Tuesday, 18 February 2014

Waratah - deckchair, cushion and lifebelt discovered?

The Advertiser (Adelaide) Saturday 10 December 1910

Melbourne, December 9.
The Advertiser (Adelaide, SA : 1889 - 1931) Saturday 10 December 1910

"A deck chair bearing a passenger'sname, and 'S.S. Waratah.' was picked upon the foreshore at Coffee Bay on Thursday, November 3." 
"It will be remembered that the Waratah was estimated to have been somewhere off Coffee Bay on the evening of July 27, 1909. when she disappeared." 
"The above cutting from the  "Cape Argus" of November 10 has been forwarded from Cape Town by Mr. A.Nickson, a former resident of Sydney."
"Mr Nickson writes -
"The deck chair was washed ashore some miles north of the port of East London, and close to the part of the coast where the Waratah was last sighted." 
"I, like many others on this side, am of the opinion that the Waratah turned turtle a little south of East London, going down like a stone, taking everyone and everything with her to the bottom."
"It would be an easy matter to discover ifsuch is the case. Soon after her disappearance I suggested here that a submarine be obtained from England to search along the bottom of our coast where the Waratah was last sighted."
Naturally a submarine was not commissioned to search for the Waratah.
Not only was a deckchair alleged to have been found at Coffee Bay, but it bore the name of a passenger (which one?) (Moir - not on the passenger list) and the Waratah's insignia. If this is true it seems most likely that the Waratah went down off Cape Hermes rather than south of East London. The explanation is a simple one and relates to the currents off the Wild Coast. If the Waratah had gone down off Cape Hermes, flotsam would have been carried south with the Agulhas Current.
Captain Bruce of the Harlow did make reference to a 'large steamer' coming up astern less than ten miles offshore in the vicinity of Cape Hermes, which suddenly disappeared.
If we combine the witness account of the crew of the Harlow with the discovery of the deckchair and the policeman on the shore who saw a large steamer foundering off Cape Hermes, we have three separate pieces of circumstantial evidence placing the Waratah off Cape Hermes when she disappeared.
During March 1910, a cushion with the letter 'W' was reported having been washed ashore at Mossel Bay.
In February 1912, a lifebelt with the name "Waratah" on it, was washed ashore in New Zealand. The lifebelt may very possibly have fallen overboard when the Waratah was in Australian waters.
Nelson Evening Mail, 5 March 1910.

"An officer of the Lund line says there is nothing to signify that the cushion found on the Cape Coast belonged to the Waratah."

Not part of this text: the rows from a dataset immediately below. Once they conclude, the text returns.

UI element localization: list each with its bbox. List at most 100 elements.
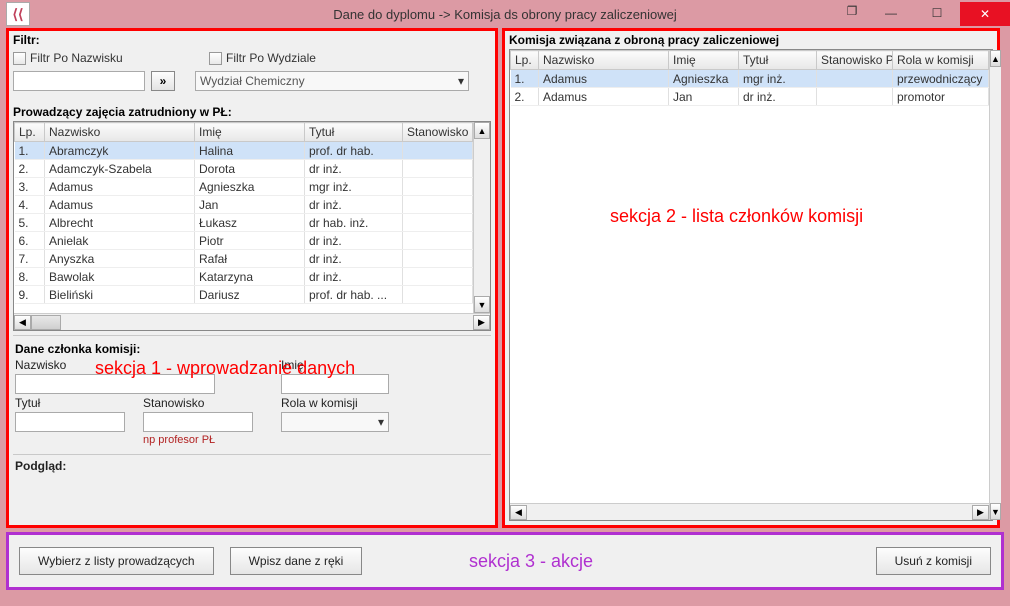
col2-imie[interactable]: Imię xyxy=(669,51,739,70)
cell-stanowisko xyxy=(817,70,893,88)
cell-lp: 5. xyxy=(15,214,45,232)
cell-imie: Piotr xyxy=(195,232,305,250)
cell-tytul: dr inż. xyxy=(305,268,403,286)
scroll-right-icon[interactable]: ▶ xyxy=(473,315,490,330)
cell-imie: Agnieszka xyxy=(669,70,739,88)
chevron-down-icon: ▾ xyxy=(378,415,384,429)
imie-input[interactable] xyxy=(281,374,389,394)
cell-lp: 1. xyxy=(511,70,539,88)
cell-nazwisko: Bieliński xyxy=(45,286,195,304)
table-row[interactable]: 1.AbramczykHalinaprof. dr hab.Mi xyxy=(15,142,474,160)
imie-label: Imię xyxy=(281,358,411,372)
cell-nazwisko: Anyszka xyxy=(45,250,195,268)
section-2-panel: Komisja związana z obroną pracy zaliczen… xyxy=(502,28,1000,528)
scroll-up-icon[interactable]: ▲ xyxy=(474,122,490,139)
cell-imie: Dorota xyxy=(195,160,305,178)
cell-imie: Halina xyxy=(195,142,305,160)
surname-filter-input[interactable] xyxy=(13,71,145,91)
scroll-down-icon[interactable]: ▼ xyxy=(474,296,490,313)
cell-nazwisko: Adamus xyxy=(539,88,669,106)
table-row[interactable]: 2.Adamczyk-SzabelaDorotadr inż.In xyxy=(15,160,474,178)
scroll-right-icon[interactable]: ▶ xyxy=(972,505,989,520)
col-tytul[interactable]: Tytuł xyxy=(305,123,403,142)
col2-stanowisko[interactable]: Stanowisko PŁ xyxy=(817,51,893,70)
filter-heading: Filtr: xyxy=(9,31,495,49)
cell-nazwisko: Bawolak xyxy=(45,268,195,286)
nazwisko-input[interactable] xyxy=(15,374,215,394)
rola-label: Rola w komisji xyxy=(281,396,411,410)
table-row[interactable]: 4.AdamusJandr inż.In xyxy=(15,196,474,214)
cell-tytul: mgr inż. xyxy=(739,70,817,88)
cell-tytul: dr inż. xyxy=(305,232,403,250)
table-row[interactable]: 2.AdamusJandr inż.promotor xyxy=(511,88,989,106)
table-row[interactable]: 5.AlbrechtŁukaszdr hab. inż.In xyxy=(15,214,474,232)
section-2-overlay-label: sekcja 2 - lista członków komisji xyxy=(610,206,863,227)
member-heading: Dane członka komisji: xyxy=(15,342,489,358)
table-row[interactable]: 8.BawolakKatarzynadr inż.In xyxy=(15,268,474,286)
committee-vertical-scrollbar[interactable]: ▲ ▼ xyxy=(989,50,1001,520)
cell-nazwisko: Adamczyk-Szabela xyxy=(45,160,195,178)
committee-horizontal-scrollbar[interactable]: ◀ ▶ xyxy=(510,503,989,520)
department-combo[interactable]: Wydział Chemiczny ▾ xyxy=(195,71,469,91)
podglad-label: Podgląd: xyxy=(15,459,66,473)
cell-tytul: dr inż. xyxy=(305,196,403,214)
minimize-button[interactable]: — xyxy=(868,2,914,24)
filter-by-surname-checkbox[interactable]: Filtr Po Nazwisku xyxy=(13,51,203,65)
col-stanowisko[interactable]: Stanowisko xyxy=(403,123,473,142)
table-row[interactable]: 1.AdamusAgnieszkamgr inż. przewodniczący xyxy=(511,70,989,88)
cell-imie: Łukasz xyxy=(195,214,305,232)
stanowisko-input[interactable] xyxy=(143,412,253,432)
enter-manually-button[interactable]: Wpisz dane z ręki xyxy=(230,547,363,575)
col-imie[interactable]: Imię xyxy=(195,123,305,142)
table-row[interactable]: 3.AdamusAgnieszkamgr inż.Mi xyxy=(15,178,474,196)
cell-tytul: dr hab. inż. xyxy=(305,214,403,232)
filter-by-department-label: Filtr Po Wydziale xyxy=(226,51,316,65)
cell-nazwisko: Adamus xyxy=(45,196,195,214)
teachers-horizontal-scrollbar[interactable]: ◀ ▶ xyxy=(14,313,490,330)
table-row[interactable]: 9.BielińskiDariuszprof. dr hab. ...In xyxy=(15,286,474,304)
scroll-down-icon[interactable]: ▼ xyxy=(990,503,1001,520)
tytul-input[interactable] xyxy=(15,412,125,432)
cell-stanowisko xyxy=(403,268,473,286)
cell-imie: Katarzyna xyxy=(195,268,305,286)
table-row[interactable]: 7.AnyszkaRafałdr inż.In xyxy=(15,250,474,268)
scroll-left-icon[interactable]: ◀ xyxy=(510,505,527,520)
col2-tytul[interactable]: Tytuł xyxy=(739,51,817,70)
col2-lp[interactable]: Lp. xyxy=(511,51,539,70)
cell-nazwisko: Adamus xyxy=(539,70,669,88)
scroll-left-icon[interactable]: ◀ xyxy=(14,315,31,330)
cell-nazwisko: Adamus xyxy=(45,178,195,196)
cell-stanowisko xyxy=(817,88,893,106)
col2-nazwisko[interactable]: Nazwisko xyxy=(539,51,669,70)
teachers-vertical-scrollbar[interactable]: ▲ ▼ xyxy=(473,122,490,313)
teachers-table[interactable]: Lp. Nazwisko Imię Tytuł Stanowisko Je 1.… xyxy=(13,121,491,331)
teachers-table-grid[interactable]: Lp. Nazwisko Imię Tytuł Stanowisko Je 1.… xyxy=(14,122,473,304)
col-lp[interactable]: Lp. xyxy=(15,123,45,142)
cell-tytul: prof. dr hab. xyxy=(305,142,403,160)
cell-lp: 2. xyxy=(511,88,539,106)
committee-heading: Komisja związana z obroną pracy zaliczen… xyxy=(505,31,997,49)
cell-imie: Dariusz xyxy=(195,286,305,304)
scroll-up-icon[interactable]: ▲ xyxy=(990,50,1001,67)
window-chrome-icon[interactable]: ❐ xyxy=(840,2,864,20)
filter-by-department-checkbox[interactable]: Filtr Po Wydziale xyxy=(209,51,316,65)
remove-from-committee-button[interactable]: Usuń z komisji xyxy=(876,547,991,575)
committee-table[interactable]: Lp. Nazwisko Imię Tytuł Stanowisko PŁ Ro… xyxy=(510,50,989,106)
cell-stanowisko xyxy=(403,232,473,250)
app-icon: ⟨⟨ xyxy=(6,2,30,26)
pick-from-list-button[interactable]: Wybierz z listy prowadzących xyxy=(19,547,214,575)
close-button[interactable]: ✕ xyxy=(960,2,1010,26)
stanowisko-label: Stanowisko xyxy=(143,396,263,410)
cell-stanowisko xyxy=(403,196,473,214)
cell-rola: przewodniczący xyxy=(893,70,989,88)
col2-rola[interactable]: Rola w komisji xyxy=(893,51,989,70)
maximize-button[interactable]: ☐ xyxy=(914,2,960,24)
cell-lp: 7. xyxy=(15,250,45,268)
search-go-button[interactable]: » xyxy=(151,71,175,91)
tytul-label: Tytuł xyxy=(15,396,125,410)
section-1-panel: Filtr: Filtr Po Nazwisku Filtr Po Wydzia… xyxy=(6,28,498,528)
table-row[interactable]: 6.AnielakPiotrdr inż.In xyxy=(15,232,474,250)
col-nazwisko[interactable]: Nazwisko xyxy=(45,123,195,142)
cell-lp: 6. xyxy=(15,232,45,250)
rola-combo[interactable]: ▾ xyxy=(281,412,389,432)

"If any of the vessels cushions were marked, it would be with the name in full."

"It might, of course, happen if the 'W' was worked on the cushion that it was a present to an officer."

(Received March 5, 1910, 10.40 am)
London, Friday.

"Lunds do not place credence in the reported evidence of wreckage from the Waratah, since their Cape Town agents have not notified them, as arranged should evidence concerning the Waratah be discovered."

And so it was cast in stone. No verified flotsam was officially discovered from the Waratah. But what became of the deckchair with the passenger's name and the mysterious cushion with the letter 'W'?